EL MUNDO EN SUS MANOS ARRUGADAS
El señor Ilse cumplía 83 años la misma mañana ventosa que desembarcaba en Amalfi. Aunque escogió la cala mejor escondida del litoral, ésta ya estaba plagada de turistas de última hornada. El asistente que le había recibido era moreno y alto, muy servicial, totalmente opuesto a la estudiante cuadriculada que le acompañaba momentos antes por Montparnasse. Ilse mojó apenas los pies en un turquesa que recordaba sucio. Antes de secárselos, ya repasaba mentalmente el programa del día que incluía “Tesoros del Hermitage”, “Almuerzo en el Bósforo” y “Atardecer en el mirador de las Petronas”. Eso si podía ver algo a través de la masa de ancianos que disfrutaban como él de la revolución que había traído consigo la teleportación.
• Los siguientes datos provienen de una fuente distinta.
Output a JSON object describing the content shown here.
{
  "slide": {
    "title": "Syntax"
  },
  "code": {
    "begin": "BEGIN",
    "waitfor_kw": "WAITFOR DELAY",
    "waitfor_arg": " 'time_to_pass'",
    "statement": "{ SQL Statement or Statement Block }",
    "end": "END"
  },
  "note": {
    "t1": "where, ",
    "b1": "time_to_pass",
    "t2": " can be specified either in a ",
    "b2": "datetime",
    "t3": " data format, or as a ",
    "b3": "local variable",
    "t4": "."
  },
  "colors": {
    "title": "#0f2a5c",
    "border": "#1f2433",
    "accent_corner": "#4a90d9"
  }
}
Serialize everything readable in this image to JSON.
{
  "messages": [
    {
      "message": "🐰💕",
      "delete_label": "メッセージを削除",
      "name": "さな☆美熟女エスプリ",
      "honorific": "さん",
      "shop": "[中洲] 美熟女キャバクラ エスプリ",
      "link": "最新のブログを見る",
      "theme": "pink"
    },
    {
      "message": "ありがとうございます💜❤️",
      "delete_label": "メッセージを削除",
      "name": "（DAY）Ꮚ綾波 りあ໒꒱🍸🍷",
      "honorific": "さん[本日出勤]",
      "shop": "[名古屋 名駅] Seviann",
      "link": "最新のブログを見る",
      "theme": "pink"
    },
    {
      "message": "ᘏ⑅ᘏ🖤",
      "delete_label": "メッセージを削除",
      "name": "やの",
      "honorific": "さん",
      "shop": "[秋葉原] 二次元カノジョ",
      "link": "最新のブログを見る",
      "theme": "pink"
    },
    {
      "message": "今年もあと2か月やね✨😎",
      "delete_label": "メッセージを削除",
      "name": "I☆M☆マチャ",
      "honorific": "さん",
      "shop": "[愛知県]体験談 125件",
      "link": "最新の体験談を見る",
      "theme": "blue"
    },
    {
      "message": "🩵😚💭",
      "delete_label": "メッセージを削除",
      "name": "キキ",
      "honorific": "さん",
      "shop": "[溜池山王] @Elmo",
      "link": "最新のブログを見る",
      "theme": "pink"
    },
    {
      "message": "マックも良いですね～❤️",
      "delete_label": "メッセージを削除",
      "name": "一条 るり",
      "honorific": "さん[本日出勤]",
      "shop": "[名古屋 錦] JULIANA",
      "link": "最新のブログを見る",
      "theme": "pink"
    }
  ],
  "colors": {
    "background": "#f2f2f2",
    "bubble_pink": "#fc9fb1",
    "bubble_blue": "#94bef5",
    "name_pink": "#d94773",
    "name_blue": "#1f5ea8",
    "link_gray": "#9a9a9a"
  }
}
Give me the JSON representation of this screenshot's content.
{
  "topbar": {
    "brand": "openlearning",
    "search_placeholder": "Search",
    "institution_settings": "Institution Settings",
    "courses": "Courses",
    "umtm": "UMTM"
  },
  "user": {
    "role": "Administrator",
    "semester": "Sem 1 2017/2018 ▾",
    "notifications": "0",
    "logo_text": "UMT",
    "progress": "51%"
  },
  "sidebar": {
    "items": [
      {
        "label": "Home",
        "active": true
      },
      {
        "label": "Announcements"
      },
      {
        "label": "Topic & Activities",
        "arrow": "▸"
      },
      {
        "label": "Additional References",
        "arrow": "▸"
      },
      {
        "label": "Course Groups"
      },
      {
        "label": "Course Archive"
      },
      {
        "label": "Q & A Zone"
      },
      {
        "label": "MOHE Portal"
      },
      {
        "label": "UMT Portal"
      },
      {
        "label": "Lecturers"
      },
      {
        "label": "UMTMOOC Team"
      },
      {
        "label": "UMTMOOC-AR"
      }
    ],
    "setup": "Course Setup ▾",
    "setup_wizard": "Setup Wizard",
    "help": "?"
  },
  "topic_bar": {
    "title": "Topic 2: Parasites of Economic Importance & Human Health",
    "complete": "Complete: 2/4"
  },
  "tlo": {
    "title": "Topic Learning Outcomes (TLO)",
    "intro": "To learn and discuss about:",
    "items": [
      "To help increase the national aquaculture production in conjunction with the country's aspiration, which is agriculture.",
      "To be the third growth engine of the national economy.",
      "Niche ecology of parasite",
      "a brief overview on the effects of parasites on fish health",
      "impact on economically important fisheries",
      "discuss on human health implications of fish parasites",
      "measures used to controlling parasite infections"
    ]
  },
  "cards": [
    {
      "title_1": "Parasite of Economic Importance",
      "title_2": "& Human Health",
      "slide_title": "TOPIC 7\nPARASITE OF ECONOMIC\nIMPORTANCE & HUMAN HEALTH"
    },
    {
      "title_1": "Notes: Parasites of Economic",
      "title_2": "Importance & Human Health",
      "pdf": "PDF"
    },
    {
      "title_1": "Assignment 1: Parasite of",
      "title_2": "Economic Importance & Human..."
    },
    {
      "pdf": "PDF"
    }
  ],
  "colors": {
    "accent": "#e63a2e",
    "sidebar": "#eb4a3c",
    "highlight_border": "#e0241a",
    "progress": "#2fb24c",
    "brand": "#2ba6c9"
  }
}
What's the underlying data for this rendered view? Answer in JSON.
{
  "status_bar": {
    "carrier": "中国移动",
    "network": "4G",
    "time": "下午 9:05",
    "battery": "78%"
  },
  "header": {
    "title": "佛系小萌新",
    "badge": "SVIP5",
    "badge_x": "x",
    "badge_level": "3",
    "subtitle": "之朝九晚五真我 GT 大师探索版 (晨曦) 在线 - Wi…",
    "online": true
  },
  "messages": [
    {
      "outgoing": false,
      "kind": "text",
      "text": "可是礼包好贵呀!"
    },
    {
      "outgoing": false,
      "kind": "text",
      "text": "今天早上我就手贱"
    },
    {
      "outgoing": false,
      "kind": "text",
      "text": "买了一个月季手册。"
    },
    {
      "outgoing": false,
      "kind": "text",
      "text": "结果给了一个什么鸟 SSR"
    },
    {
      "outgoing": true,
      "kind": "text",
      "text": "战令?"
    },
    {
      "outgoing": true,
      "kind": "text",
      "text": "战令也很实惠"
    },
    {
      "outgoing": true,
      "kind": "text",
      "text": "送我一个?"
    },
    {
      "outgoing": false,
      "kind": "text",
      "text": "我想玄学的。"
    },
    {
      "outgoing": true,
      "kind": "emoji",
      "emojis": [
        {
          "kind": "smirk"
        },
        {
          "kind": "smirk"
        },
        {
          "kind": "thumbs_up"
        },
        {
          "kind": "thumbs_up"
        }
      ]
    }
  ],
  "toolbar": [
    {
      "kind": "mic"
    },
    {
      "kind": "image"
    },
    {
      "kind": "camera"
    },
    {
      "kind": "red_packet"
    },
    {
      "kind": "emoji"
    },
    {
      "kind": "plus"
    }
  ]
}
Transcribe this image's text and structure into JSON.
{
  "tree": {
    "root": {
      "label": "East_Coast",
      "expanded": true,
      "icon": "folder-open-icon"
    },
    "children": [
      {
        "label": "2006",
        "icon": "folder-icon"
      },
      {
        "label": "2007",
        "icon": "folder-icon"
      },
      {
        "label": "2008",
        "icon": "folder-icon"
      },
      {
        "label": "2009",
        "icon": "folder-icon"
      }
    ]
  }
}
Revolución que solo ellos gozaban, debido al índice nada despreciable de siniestros por volatilidad lo que, aunque no venga al caso, preparaba otra revolución más farragosa, la de los seguros de vida.
CADA NOCHE
Naricilla respingona y cuerpazo de escándalo eran condiciones necesarias para prosperar en “La mantis azul”. La que ahora se aproximaba con un satén ceñido a su piel como una erupción cutánea, llevaba la palabra “problemas” pintada en su frente. No tenía aún decidido qué ofrecerle cuando a mi izquierda detecté el crujido nervioso de un cerrojo de automática. Tiempo justo para esconderme tras la barra resbaladiza y ver desvanecerse en confetti de vidrio todo el pipermín del mostrador. Los pasos apresurados y el revólver que había dejado en consigna me dejaban pocas alternativas. Debo la vida (una vez más) al llanto inconfundible de Carlitos al despertarse.
SINGULARIDAD
Era una de las primeras veces que viajaba por mi cuenta, tras independizarme de mi marido (un tren sin paradas). Cicatrizándome en la cubierta del crucero que aparcaba ante el blanco nuclear de las casas de Santorini, me sorprendí echando de menos compañía entre una multitud bien avenida, pensando en el error de planificar el viaje como una terapia y no poder sacarle así toda su trascendencia. Hubo que recurrir a un calzado inapropiado y a más de un tropiezo entre los escalones de Thira, para empezar a tomarle el gusto a no saber quién me ayudaría a levantarme.